Mining Pool Concentration

Concentration of proof-of-work mining hashpower by a few mining pools can present a risk of 51% double-spending attack, especially if unauthorized seizure of mining pool infrastructure is possible. The top Monero mining pool now regularly reaches 30 - 40% of network hashpower. My research of the problem could include:

• Review of the research literature about the causes of mining pool centralization and possible solutions.

• Assessing historical and present-day availability of data on Monero mining pool behavior.

• Economic modeling of the objectives of mining pool operators and individual miners.

• Investigating the viability of voluntary adoption of a dynamic Pigouvian fee by mining pool operators to discourage miners from congregating in large mining pools.

Given the current situation with Qubic attempting to gain a large share of mining hashpower for malicious purposes, mining pool concentration will be prioritized over the two other research tasks.

Loose Ends

I will also tie up a few loose ends from earlier work:

• Finalize "March 2024 Suspected Black Marble Flooding Against Monero: Privacy, User Experience, and Countermeasures" as a Monero Research Lab research bulletin.

• Finalize "Subnet Deduplication for Monero Node Peer Selection" as a Monero Research Lab research bulletin.

• Finish write-up of "Preliminary results of risk of OSPEAD deployment without hard fork", including three methods: decision by explicit rules, decision by machine learning, and hybrid.

Who

Make sure to be thankful there are weirdos like Rucknium and many others that spend ridiculous amounts of time working on privacy tech so we can try to avoid a dystopian panopticon future.

– Duke Leto

I am an empirical microeconomist.

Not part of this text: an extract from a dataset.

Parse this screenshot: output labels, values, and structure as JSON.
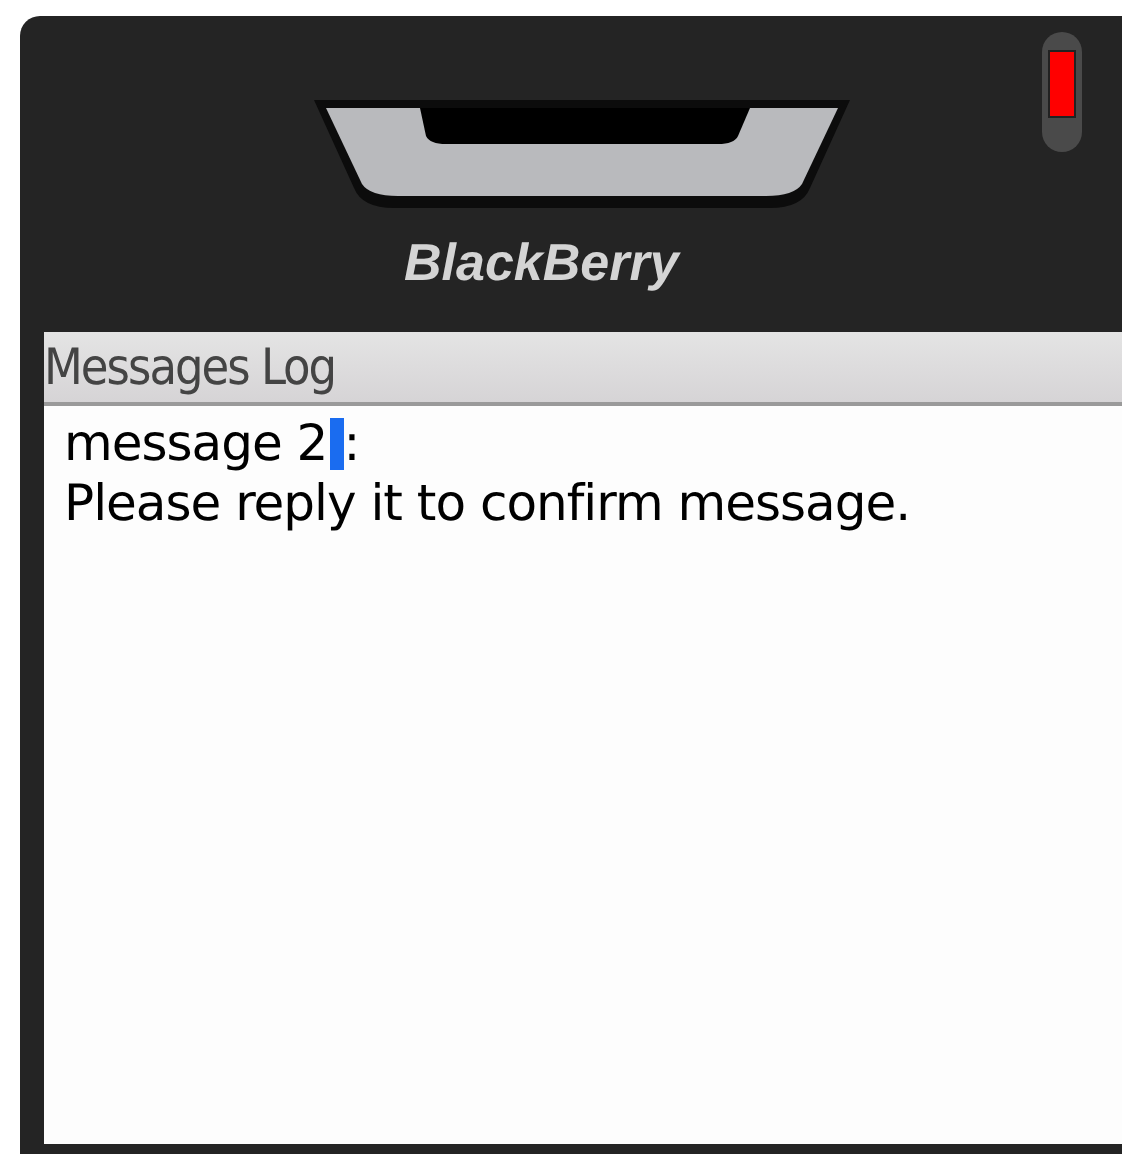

My contributions to Monero include: reducing time to first transaction confirmation by 60 seconds, analysis of the 2024 black marble spam attack and evaluation of countermeasures, optimal decoy selection for ring signatures, countermeasures against spy nodes on the network, analysis of the privacy risk of nonstandard transactions, and evaluation of the security of the 10 block lock on re-spending transactions.

My GitHub account and website. Previous CCS proposals: OSPEAD: Fortifying Monero Against Statistical Attack and Rucknium Statistical Research.

Budget

I will work 20 hours/week for three months (13 weeks). My fiat-equivalent labour rate is the same as my previous proposal: 110 USD/hour. The average daily closing USD/XMR exchange rate for the last 14 days (2025-07-26 to 2025-08-08) according to CoinGecko was 300.76.

The above numbers compute to 20 * 13 * (110/300.76) = 95.092. Rounding down to get whole numbers for the three milestones sets the total budget for this proposal to 93 XMR paid in three milestones of 31 XMR each. This proposal expires on August 1, 2026.